Mary Louise still has her PFO. It is a little bigger than David's but is expected to resolve. More concerning is the fact that she still has a coronary artery fistula. It is a branch from the coronary artery (that supplies blood flow to the heart muscle) to the pulmonary artery (that goes to the lungs) - a branch that is not supposed to be there. Now, if you are to have a fistula, this would apparently be the one to get. The pressure in the lungs usually keeps them from getting big and causing symptoms. The problem is that it steals blood flow from the heart muscle and drips blood into the lungs. The amount of blood in the lungs should not cause an issue- it is a negligible amount. However, the loss of blood to the heart muscle is concerning. Hers steals up to 5% of the blood flow that should supply her heart with nutrients, oxygen, etc. She is currently asymptomatic. But the fistula size has not changed in 6 months. From here, it could: 1. stay the same (most likely), 2. resolve (just a possibility), or 3. get larger (not likely but if it does happen, she will need surgery). If it stays the same, it could come into play when she is (gulp) more active - as in running or in organized sports. So, if nothing else, before putting her in any sports like activities or classes, we would need to consult with a cardiologist and likely have a stress test done. Currently, the doctor wants to recheck her in 6 months. If the fistula is the same again, he will check it yearly until or unless symptoms develop.

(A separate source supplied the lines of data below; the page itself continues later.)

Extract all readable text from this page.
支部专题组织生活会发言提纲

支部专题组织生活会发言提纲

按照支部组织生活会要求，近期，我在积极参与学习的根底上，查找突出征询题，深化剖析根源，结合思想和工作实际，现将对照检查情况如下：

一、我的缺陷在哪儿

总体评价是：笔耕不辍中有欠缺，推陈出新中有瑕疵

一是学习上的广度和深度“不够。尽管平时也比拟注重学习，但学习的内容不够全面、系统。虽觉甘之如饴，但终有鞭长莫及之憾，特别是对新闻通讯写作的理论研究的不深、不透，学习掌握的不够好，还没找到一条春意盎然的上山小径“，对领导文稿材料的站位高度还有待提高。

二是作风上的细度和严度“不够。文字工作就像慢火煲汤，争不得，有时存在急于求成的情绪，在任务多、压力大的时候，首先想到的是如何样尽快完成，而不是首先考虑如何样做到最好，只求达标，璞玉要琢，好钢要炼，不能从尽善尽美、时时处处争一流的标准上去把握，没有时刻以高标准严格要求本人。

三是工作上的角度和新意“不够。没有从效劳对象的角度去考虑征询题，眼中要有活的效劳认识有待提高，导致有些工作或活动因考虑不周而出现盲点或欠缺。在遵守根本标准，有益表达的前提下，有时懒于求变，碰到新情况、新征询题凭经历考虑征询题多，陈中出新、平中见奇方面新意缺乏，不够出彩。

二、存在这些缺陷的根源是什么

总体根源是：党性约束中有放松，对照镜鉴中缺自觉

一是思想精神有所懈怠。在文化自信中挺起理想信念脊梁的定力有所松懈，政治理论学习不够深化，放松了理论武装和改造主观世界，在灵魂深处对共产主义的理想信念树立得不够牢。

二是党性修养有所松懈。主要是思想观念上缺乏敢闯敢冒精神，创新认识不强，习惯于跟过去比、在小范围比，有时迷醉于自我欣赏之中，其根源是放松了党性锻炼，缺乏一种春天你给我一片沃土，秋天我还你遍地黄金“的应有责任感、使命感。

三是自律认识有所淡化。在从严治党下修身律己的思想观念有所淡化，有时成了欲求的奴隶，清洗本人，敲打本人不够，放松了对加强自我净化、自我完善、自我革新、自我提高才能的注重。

I had to smile when the doctor said that Mary Louise and David were some of the most relaxed and happiest preemies he's ever seen. David is so funny. Ever since his hernia repair, all he does is smile. But, the relaxed part really got me - those babies never. stop. moving. (I'm not kidding). The doctor said this is typical of preemies - which is what I've heard from other moms and read in preemie related articles. Little fireballs. Ha.

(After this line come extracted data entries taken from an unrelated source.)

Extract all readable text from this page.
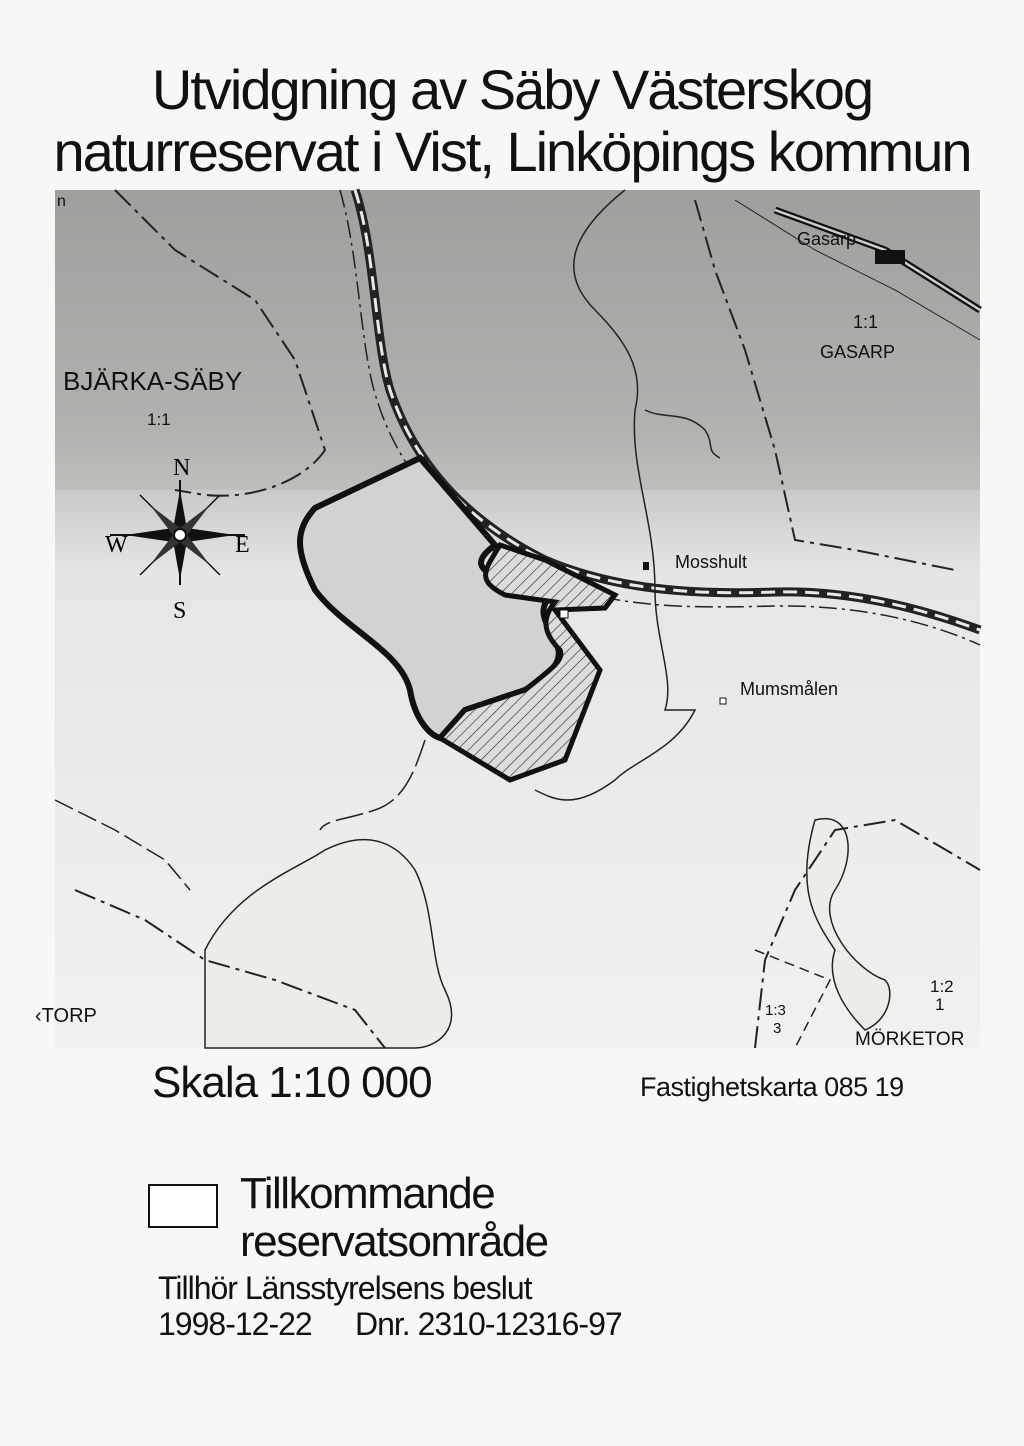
Utvidgning av Säby Västerskog
naturreservat i Vist, Linköpings kommun
N
S
E
W
BJÄRKA-SÄBY
1:1
Gasarp
1:1
GASARP
Mosshult
Mumsmålen
‹TORP
MÖRKETOR
1:3
3
1:2
1
n
Skala 1:10 000	Fastighetskarta 085 19
Tillkommande
reservatsområde
Tillhör Länsstyrelsens beslut
1998-12-22 Dnr. 2310-12316-97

We came home and of course as the babies slept in the car on the 30 minute drive, I was once again the only one who was tired. So, walking we did, then we had playtime in the driveway. Each of them held onto my fingers and walked. They loved to watch their shadows on the concrete - David kept trying to catch his. Mary Louise has started a new belly laugh thing that she does when she's outside. She just bursts out laughing really loudly - wrinkles her nose and flaps her arms. It's just too funny. So, in the end, we had a really wonderful day - so beautiful in the sunshine.

Mary Louise has also started a new cling to mom phase - oh and even better - a buck the bedtime phase. Last night she was wild until 9pm - they go to bed at 6pm...


P.S. After just one day of doing the recommended facial exercises with Mary Louise, I have already noticed an improvement in her eating. Today, she was actually excited about the spoon for the first time ever!

1 comment:

  1. Hi Heather,
    I'm a friend of McCall's from the W. I started reading your blog last year when she would post updates from your family on Facebook (sorry for being a blog-stalker!). I just wanted to tell you that I am in awe of the strength that you have had this past year. I love reading your blog--you are a great writer! My husband and I have friends who had a micro-preemie in Dec so I love hearing how well your little ones are doing! And I feel an ounce of your pain on the insurance thing...I developed HELLP syndrome when I was pregnant (thankfully, not til I was 39 weeks) and had to have a C-section. I quit my job to be a stay at home mommy for a little while so I had to look for private insurance. BCBS denied me as soon as looking at my medical records. Funny how you can get denied for a plan that doesn't cover pregnancy for things that can only happen if you're pregnant! Good luck with getting coverage for your little ones!